Green, R-Tenn., issued the subpoena Tuesday, saying the Department of Homeland Security failed to provide “satisfactory documents and other materials” relevant to its probe. 

In October, DHS did provide the committee more than 1,600 pages related to Afghan evacuees, but Green said that was “wholly inadequate.” 


Green said the documents provided in early October were either “wholly redacted, devoid of content or illegible.” Some, he added, were in a format that made them “indecipherable.” Green added that information was also provided in a “password-protected” manner, which prohibited committee lawmakers and investigators from sorting or reviewing the material properly.
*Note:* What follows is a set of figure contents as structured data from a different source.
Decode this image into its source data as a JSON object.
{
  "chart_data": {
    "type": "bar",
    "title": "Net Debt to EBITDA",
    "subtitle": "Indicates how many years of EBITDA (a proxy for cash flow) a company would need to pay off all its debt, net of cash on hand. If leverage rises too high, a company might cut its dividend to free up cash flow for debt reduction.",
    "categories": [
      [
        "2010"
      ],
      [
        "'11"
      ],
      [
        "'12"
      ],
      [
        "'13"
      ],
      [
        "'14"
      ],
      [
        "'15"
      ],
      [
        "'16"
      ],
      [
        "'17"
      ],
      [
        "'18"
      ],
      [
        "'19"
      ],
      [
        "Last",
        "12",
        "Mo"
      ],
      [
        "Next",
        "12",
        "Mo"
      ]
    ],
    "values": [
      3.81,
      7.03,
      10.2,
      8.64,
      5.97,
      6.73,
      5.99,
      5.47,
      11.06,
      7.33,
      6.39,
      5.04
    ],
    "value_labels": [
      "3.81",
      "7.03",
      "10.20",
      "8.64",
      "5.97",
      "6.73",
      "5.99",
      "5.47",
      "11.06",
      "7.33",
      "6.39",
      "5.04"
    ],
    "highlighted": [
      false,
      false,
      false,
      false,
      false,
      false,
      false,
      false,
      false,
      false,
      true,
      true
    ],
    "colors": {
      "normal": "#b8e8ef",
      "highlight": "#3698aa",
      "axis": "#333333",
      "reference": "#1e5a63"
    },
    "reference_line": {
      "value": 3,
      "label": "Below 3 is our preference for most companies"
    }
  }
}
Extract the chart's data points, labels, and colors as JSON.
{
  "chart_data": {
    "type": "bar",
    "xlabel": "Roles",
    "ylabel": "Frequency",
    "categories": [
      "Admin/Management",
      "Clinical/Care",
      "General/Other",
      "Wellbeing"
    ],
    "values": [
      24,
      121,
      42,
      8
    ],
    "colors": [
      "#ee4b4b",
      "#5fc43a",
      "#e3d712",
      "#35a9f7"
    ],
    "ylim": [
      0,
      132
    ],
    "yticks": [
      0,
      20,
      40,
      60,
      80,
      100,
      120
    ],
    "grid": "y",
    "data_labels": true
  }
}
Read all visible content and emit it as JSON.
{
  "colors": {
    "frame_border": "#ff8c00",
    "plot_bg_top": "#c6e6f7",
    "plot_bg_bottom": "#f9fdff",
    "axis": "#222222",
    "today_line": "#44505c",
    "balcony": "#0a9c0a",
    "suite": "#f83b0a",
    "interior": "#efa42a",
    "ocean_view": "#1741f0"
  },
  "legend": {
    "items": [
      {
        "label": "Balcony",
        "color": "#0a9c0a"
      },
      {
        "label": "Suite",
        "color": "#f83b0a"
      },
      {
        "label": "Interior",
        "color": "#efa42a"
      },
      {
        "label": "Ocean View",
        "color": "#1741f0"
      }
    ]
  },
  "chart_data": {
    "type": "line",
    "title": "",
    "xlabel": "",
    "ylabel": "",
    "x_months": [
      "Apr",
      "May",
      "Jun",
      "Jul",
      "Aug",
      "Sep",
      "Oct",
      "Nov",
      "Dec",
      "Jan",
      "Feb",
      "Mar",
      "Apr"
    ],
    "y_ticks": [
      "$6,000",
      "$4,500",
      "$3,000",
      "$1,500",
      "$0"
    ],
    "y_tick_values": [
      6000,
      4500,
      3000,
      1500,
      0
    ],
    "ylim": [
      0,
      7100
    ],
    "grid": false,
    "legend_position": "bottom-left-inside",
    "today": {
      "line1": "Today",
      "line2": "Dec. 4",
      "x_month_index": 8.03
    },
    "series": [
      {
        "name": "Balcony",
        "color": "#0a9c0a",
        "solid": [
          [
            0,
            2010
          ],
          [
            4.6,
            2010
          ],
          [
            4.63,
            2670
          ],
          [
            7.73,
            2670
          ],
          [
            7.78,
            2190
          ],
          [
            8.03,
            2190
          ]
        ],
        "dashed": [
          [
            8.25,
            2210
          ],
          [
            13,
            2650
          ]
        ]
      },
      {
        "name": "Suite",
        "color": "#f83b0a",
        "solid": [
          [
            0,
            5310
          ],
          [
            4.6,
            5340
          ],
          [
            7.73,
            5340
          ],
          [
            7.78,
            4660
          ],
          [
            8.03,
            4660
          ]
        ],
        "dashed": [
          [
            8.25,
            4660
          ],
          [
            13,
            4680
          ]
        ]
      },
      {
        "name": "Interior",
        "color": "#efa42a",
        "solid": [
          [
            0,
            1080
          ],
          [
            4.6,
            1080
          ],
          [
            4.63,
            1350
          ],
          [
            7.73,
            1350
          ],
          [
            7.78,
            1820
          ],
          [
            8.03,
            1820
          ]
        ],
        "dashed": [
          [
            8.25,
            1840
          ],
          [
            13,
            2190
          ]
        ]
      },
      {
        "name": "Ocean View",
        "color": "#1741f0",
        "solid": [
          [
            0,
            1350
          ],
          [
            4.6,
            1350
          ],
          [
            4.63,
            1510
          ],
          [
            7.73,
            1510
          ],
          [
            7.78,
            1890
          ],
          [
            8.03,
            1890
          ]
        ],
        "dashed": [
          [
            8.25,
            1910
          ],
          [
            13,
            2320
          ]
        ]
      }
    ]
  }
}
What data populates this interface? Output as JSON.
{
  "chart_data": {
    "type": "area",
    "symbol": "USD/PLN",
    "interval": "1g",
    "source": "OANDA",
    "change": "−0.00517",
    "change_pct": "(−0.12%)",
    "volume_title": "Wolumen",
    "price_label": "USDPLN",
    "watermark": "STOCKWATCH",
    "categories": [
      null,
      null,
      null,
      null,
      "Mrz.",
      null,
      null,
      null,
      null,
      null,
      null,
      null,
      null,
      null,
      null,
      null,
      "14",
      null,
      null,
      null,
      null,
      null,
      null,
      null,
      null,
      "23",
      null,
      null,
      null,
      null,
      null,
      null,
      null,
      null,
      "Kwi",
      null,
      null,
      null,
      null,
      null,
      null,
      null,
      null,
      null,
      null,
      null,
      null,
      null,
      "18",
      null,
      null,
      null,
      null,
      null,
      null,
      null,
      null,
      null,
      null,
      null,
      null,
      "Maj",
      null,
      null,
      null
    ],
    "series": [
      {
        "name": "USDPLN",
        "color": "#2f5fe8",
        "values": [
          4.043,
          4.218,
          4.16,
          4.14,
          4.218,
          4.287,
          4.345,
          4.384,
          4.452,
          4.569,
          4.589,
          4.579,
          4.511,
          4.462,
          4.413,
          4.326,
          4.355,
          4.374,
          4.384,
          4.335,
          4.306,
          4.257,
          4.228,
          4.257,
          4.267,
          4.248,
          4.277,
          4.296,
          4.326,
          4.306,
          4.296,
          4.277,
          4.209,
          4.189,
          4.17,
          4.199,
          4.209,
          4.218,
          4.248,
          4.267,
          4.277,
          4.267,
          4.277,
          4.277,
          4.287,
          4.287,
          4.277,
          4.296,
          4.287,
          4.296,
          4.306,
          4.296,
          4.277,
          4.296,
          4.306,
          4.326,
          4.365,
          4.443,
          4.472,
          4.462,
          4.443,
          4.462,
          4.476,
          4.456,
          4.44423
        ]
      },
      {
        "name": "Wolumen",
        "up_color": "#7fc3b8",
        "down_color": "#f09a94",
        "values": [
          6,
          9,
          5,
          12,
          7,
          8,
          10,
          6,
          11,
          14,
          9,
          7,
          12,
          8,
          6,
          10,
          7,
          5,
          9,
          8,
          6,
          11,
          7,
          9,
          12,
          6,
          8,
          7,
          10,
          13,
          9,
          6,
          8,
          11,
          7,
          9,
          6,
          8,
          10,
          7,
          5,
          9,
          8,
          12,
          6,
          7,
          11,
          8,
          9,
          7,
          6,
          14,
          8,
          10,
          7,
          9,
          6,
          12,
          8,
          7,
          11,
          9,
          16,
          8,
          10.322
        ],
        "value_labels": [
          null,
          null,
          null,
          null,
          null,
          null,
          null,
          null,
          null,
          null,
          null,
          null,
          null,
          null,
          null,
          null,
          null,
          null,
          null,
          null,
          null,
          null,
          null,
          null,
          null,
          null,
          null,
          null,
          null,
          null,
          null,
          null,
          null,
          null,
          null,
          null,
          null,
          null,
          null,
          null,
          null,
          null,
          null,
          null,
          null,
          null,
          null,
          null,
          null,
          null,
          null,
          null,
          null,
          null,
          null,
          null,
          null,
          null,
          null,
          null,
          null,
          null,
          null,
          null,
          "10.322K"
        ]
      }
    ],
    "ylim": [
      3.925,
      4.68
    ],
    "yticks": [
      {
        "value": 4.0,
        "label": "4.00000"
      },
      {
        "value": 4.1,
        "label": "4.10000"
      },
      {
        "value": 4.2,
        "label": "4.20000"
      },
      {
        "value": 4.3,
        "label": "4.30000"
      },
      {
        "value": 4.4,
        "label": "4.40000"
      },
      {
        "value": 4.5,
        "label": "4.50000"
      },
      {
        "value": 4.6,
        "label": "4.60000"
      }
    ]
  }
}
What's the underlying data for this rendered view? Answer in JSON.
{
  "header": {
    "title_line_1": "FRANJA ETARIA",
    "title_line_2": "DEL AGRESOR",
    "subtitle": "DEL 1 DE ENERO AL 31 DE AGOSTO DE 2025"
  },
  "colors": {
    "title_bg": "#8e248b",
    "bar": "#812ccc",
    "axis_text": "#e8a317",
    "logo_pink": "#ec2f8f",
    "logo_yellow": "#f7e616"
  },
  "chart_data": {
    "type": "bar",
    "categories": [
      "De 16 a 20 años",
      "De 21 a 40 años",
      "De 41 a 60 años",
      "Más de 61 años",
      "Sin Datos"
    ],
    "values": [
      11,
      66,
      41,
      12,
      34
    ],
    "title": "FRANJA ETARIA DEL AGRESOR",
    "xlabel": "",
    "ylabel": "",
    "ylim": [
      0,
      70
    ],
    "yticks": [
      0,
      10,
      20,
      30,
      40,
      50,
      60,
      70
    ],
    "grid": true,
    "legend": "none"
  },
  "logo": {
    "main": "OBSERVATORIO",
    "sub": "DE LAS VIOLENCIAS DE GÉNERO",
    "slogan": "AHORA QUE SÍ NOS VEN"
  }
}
“While the produced documents provide some basic information regarding Afghan evacuees, they fall well short of what was requested by the committee,” Green wrote to Mayorkas in the cover letter to the subpoena. “For example, the Department failed to produce a single e-mail or other communication from Department employees related to the withdrawal from Afghanistan or Customs and Border Protection’s screening, vetting, or inspection of Afghan evacuees at U.S. ports of entry.

“The repeated failures of the Department to provide a satisfactory response and protracted delays necessitate the issuance of the enclosed subpoena.”

Green said that DHS provided a “partial production” on Oct. 27, but due to password locks and formatting, the chairman said it was not a “satisfactory response to the committee’s requests, which were first made six months ago.”

Green said the committee requires “the data, the documents and other information compelled by the attached subpoena to fully evaluate potential legislation to reform the Department’s authority and operations.”

The subpoena compels Mayorkas to turn over requested records by Nov. 7 at noon.

A DHS spokesperson slammed the compulsory measure, telling Fox News Digital the committee “continues to misuse its authority and pursue media attention instead of conducting actual oversight for any legislative purpose.”

“DHS has produced thousands of pages of documents, provided countless briefings and sent dozens of witnesses to appear for hearings,” the spokesperson said. “In recent weeks, the department produced nearly 7,000 pages of documents and data in response to CHS requests, including this one.”

The spokesperson said that instead of efforts to “work with” DHS, the committee “floods the department with an unprecedented and inordinate volume of requests and imposes unrealistic and arbitrary timelines,” which “undermines the department’s ability to respond effectively, not only to CHS, but to all of Congress.”


The DHS spokesperson added, “Regardless, the Department is committed to and will continue to respond to congressional oversight requests in good faith, all while working to protect our nation from terrorism and targeted violence, secure our borders, respond to natural disasters, defend against cyberattacks and more.”

A DHS official told Fox News Digital the department produced approximately 6,500 pages of documents in response to Green’s inquiry in recent weeks. 

The official also said DHS has informed the committee that thousands of more documents are under review for rolling productions over the next several weeks.

“Once again, DHS has been cooperating in good faith with the committee by working to complete their enormous production request, and the subpoena was completely unnecessary,” the official said.

As for the substance of the committee’s investigation related to the screening and vetting of Afghan evacuees, a DHS spokesperson told Fox News Digital those individuals “undergo a multi-layered, rigorous screening and vetting process that begins overseas and is conducted by intelligence, law enforcement and counterterrorism professionals from the Departments of Defense, Homeland Security and State, FBI, National Counterterrorism Center and additional Intelligence Community partners.”

“The federal government is leveraging every tool available to ensure that no individuals who pose a threat to public safety or national security are permitted to enter the United States,” the spokesperson said.

Meanwhile, a DHS official told Fox News Digital the Department of Homeland Security has made “an enormous” number of personnel, documents and briefings available to Congress, providing nearly 50 witnesses in more than 30 hearings across both the House and the Senate, in addition to nearly 20 DHS personnel participating in transcribed interviews.

The official said Green’s committee is continuing to make those “enormous” production demands “with no regard for the fact that the department answers to more than 70 committees of jurisdiction.”

The official said DHS has provided more than 20,000 pages of documents responsive to congressional requests since January.